Neita Robertson, though, responded: “Since Miss Llewellyn has sought to attack me, it is acknowledged by all the stakeholders that this matter is unusual and has never occurred before in this jurisdiction, and understandably it would take some time for us to prepare the required documentation. I don’t know if Miss Llewellyn is so nervous that she is of the view that we ought not to have this matter clarified elsewhere and for us to challenge, with the greatest of respect, your decision.”

She pointed out to the judge that even if the trial was to begin on Monday, there would be delays due to juror shortage.

“I don’t know on what basis Miss Llewellyn would urge you not to grant the stay and to have this matter aired elsewhere. I understand that there are not sufficient jurors but Miss Llewellyn has not sought to tell you that, which means we cannot proceed.”

The DPP then explained that the court registrar informed her team that there might not be sufficient jurors.

“I understand steps are being taken to ensure the numbers.
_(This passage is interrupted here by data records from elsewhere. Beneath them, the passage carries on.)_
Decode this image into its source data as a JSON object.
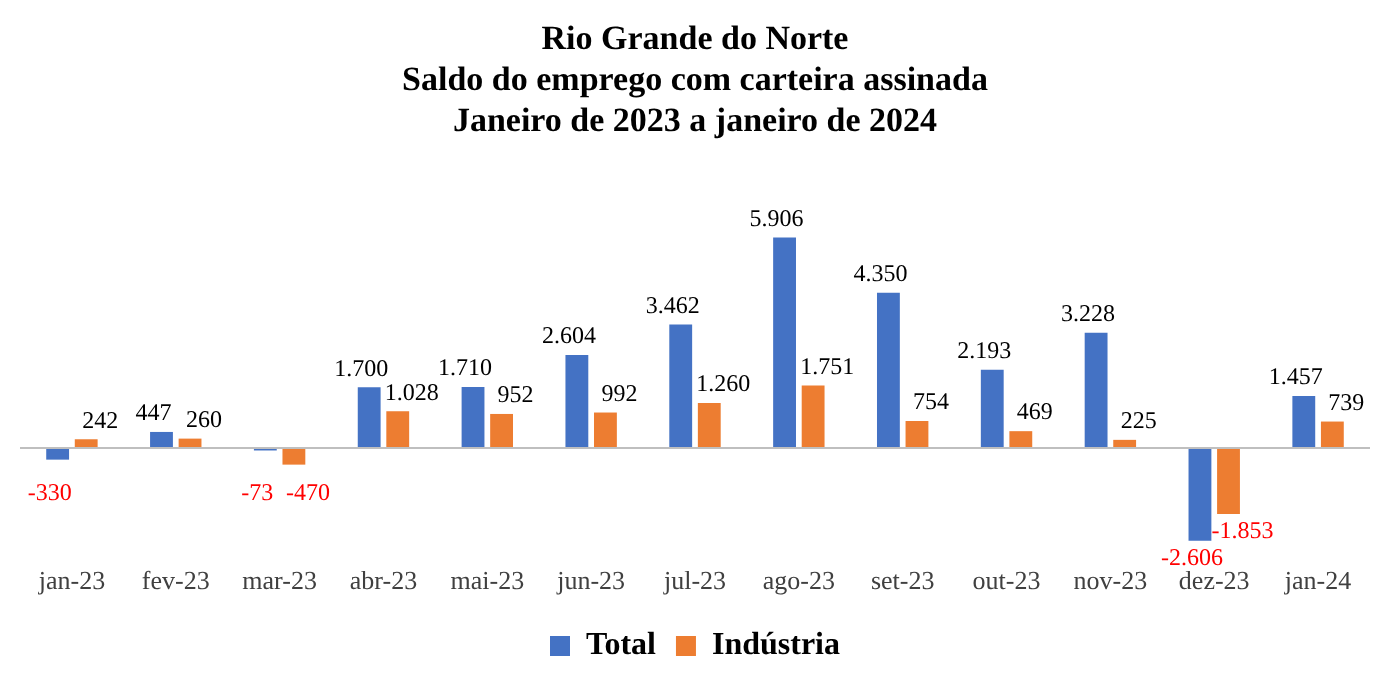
{
  "chart_data": {
    "type": "bar",
    "title": "Rio Grande do Norte\nSaldo do emprego com carteira assinada\nJaneiro de 2023 a janeiro de 2024",
    "categories": [
      "jan-23",
      "fev-23",
      "mar-23",
      "abr-23",
      "mai-23",
      "jun-23",
      "jul-23",
      "ago-23",
      "set-23",
      "out-23",
      "nov-23",
      "dez-23",
      "jan-24"
    ],
    "series": [
      {
        "name": "Total",
        "color": "#4472c4",
        "values": [
          -330,
          447,
          -73,
          1700,
          1710,
          2604,
          3462,
          5906,
          4350,
          2193,
          3228,
          -2606,
          1457
        ],
        "value_labels": [
          "-330",
          "447",
          "-73",
          "1.700",
          "1.710",
          "2.604",
          "3.462",
          "5.906",
          "4.350",
          "2.193",
          "3.228",
          "-2.606",
          "1.457"
        ]
      },
      {
        "name": "Indústria",
        "color": "#ed7d31",
        "values": [
          242,
          260,
          -470,
          1028,
          952,
          992,
          1260,
          1751,
          754,
          469,
          225,
          -1853,
          739
        ],
        "value_labels": [
          "242",
          "260",
          "-470",
          "1.028",
          "952",
          "992",
          "1.260",
          "1.751",
          "754",
          "469",
          "225",
          "-1.853",
          "739"
        ]
      }
    ],
    "legend": "bottom",
    "grid": false
  }
}
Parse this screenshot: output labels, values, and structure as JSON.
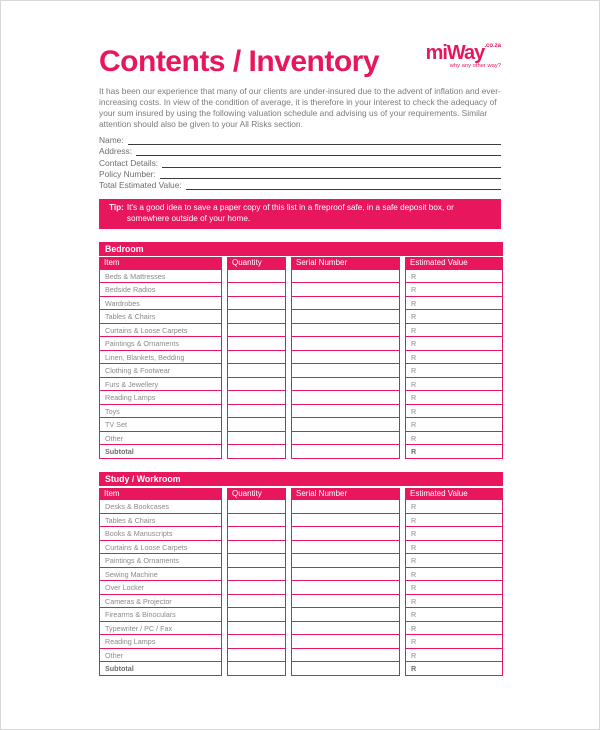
{
  "header": {
    "title": "Contents / Inventory",
    "logo": {
      "brand": "miWay",
      "suffix": ".co.za",
      "tagline": "why any other way?"
    }
  },
  "intro": "It has been our experience that many of our clients are under-insured due to the advent of inflation and ever-increasing costs. In view of the condition of average, it is therefore in your interest to check the adequacy of your sum insured by using the following valuation schedule and advising us of your requirements. Similar attention should also be given to your All Risks section.",
  "fields": [
    {
      "label": "Name:",
      "value": ""
    },
    {
      "label": "Address:",
      "value": ""
    },
    {
      "label": "Contact Details:",
      "value": ""
    },
    {
      "label": "Policy Number:",
      "value": ""
    },
    {
      "label": "Total Estimated Value:",
      "value": ""
    }
  ],
  "tip": {
    "label": "Tip:",
    "text": "It's a good idea to save a paper copy of this list in a fireproof safe, in a safe deposit box, or somewhere outside of your home."
  },
  "currency_symbol": "R",
  "colors": {
    "accent": "#E8175D",
    "body_text_gray": "#7B7B7B",
    "table_text_gray": "#8A8A8A",
    "field_line_dark": "#3C3C3C",
    "page_border": "#D8D8D8",
    "header_text": "#FFFFFF"
  },
  "tables": [
    {
      "section": "Bedroom",
      "columns": [
        "Item",
        "Quantity",
        "Serial Number",
        "Estimated Value"
      ],
      "rows": [
        {
          "item": "Beds & Mattresses",
          "quantity": "",
          "serial_number": "",
          "estimated_value": "R",
          "bold": false
        },
        {
          "item": "Bedside Radios",
          "quantity": "",
          "serial_number": "",
          "estimated_value": "R",
          "bold": false
        },
        {
          "item": "Wardrobes",
          "quantity": "",
          "serial_number": "",
          "estimated_value": "R",
          "bold": false
        },
        {
          "item": "Tables & Chairs",
          "quantity": "",
          "serial_number": "",
          "estimated_value": "R",
          "bold": false
        },
        {
          "item": "Curtains & Loose Carpets",
          "quantity": "",
          "serial_number": "",
          "estimated_value": "R",
          "bold": false
        },
        {
          "item": "Paintings & Ornaments",
          "quantity": "",
          "serial_number": "",
          "estimated_value": "R",
          "bold": false
        },
        {
          "item": "Linen, Blankets, Bedding",
          "quantity": "",
          "serial_number": "",
          "estimated_value": "R",
          "bold": false
        },
        {
          "item": "Clothing & Footwear",
          "quantity": "",
          "serial_number": "",
          "estimated_value": "R",
          "bold": false
        },
        {
          "item": "Furs & Jewellery",
          "quantity": "",
          "serial_number": "",
          "estimated_value": "R",
          "bold": false
        },
        {
          "item": "Reading Lamps",
          "quantity": "",
          "serial_number": "",
          "estimated_value": "R",
          "bold": false
        },
        {
          "item": "Toys",
          "quantity": "",
          "serial_number": "",
          "estimated_value": "R",
          "bold": false
        },
        {
          "item": "TV Set",
          "quantity": "",
          "serial_number": "",
          "estimated_value": "R",
          "bold": false
        },
        {
          "item": "Other",
          "quantity": "",
          "serial_number": "",
          "estimated_value": "R",
          "bold": false
        },
        {
          "item": "Subtotal",
          "quantity": "",
          "serial_number": "",
          "estimated_value": "R",
          "bold": true
        }
      ]
    },
    {
      "section": "Study / Workroom",
      "columns": [
        "Item",
        "Quantity",
        "Serial Number",
        "Estimated Value"
      ],
      "rows": [
        {
          "item": "Desks & Bookcases",
          "quantity": "",
          "serial_number": "",
          "estimated_value": "R",
          "bold": false
        },
        {
          "item": "Tables & Chairs",
          "quantity": "",
          "serial_number": "",
          "estimated_value": "R",
          "bold": false
        },
        {
          "item": "Books & Manuscripts",
          "quantity": "",
          "serial_number": "",
          "estimated_value": "R",
          "bold": false
        },
        {
          "item": "Curtains & Loose Carpets",
          "quantity": "",
          "serial_number": "",
          "estimated_value": "R",
          "bold": false
        },
        {
          "item": "Paintings & Ornaments",
          "quantity": "",
          "serial_number": "",
          "estimated_value": "R",
          "bold": false
        },
        {
          "item": "Sewing Machine",
          "quantity": "",
          "serial_number": "",
          "estimated_value": "R",
          "bold": false
        },
        {
          "item": "Over Locker",
          "quantity": "",
          "serial_number": "",
          "estimated_value": "R",
          "bold": false
        },
        {
          "item": "Cameras & Projector",
          "quantity": "",
          "serial_number": "",
          "estimated_value": "R",
          "bold": false
        },
        {
          "item": "Firearms & Binoculars",
          "quantity": "",
          "serial_number": "",
          "estimated_value": "R",
          "bold": false
        },
        {
          "item": "Typewriter / PC / Fax",
          "quantity": "",
          "serial_number": "",
          "estimated_value": "R",
          "bold": false
        },
        {
          "item": "Reading Lamps",
          "quantity": "",
          "serial_number": "",
          "estimated_value": "R",
          "bold": false
        },
        {
          "item": "Other",
          "quantity": "",
          "serial_number": "",
          "estimated_value": "R",
          "bold": false
        },
        {
          "item": "Subtotal",
          "quantity": "",
          "serial_number": "",
          "estimated_value": "R",
          "bold": true
        }
      ]
    }
  ]
}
We are prepared to make a start in the matter today. We have our witnesses. The Crown cannot subjugate itself to what is a cold and callous attempt by my learned friend,” Llewellyn said.

Neita Robertson shot back: “I take objection to these slurs being directed to defence counsel. Miss Llewellyn must stop this nonsense. When are we going to stop to consider when is fairness going to be recognised by all the stakeholders?”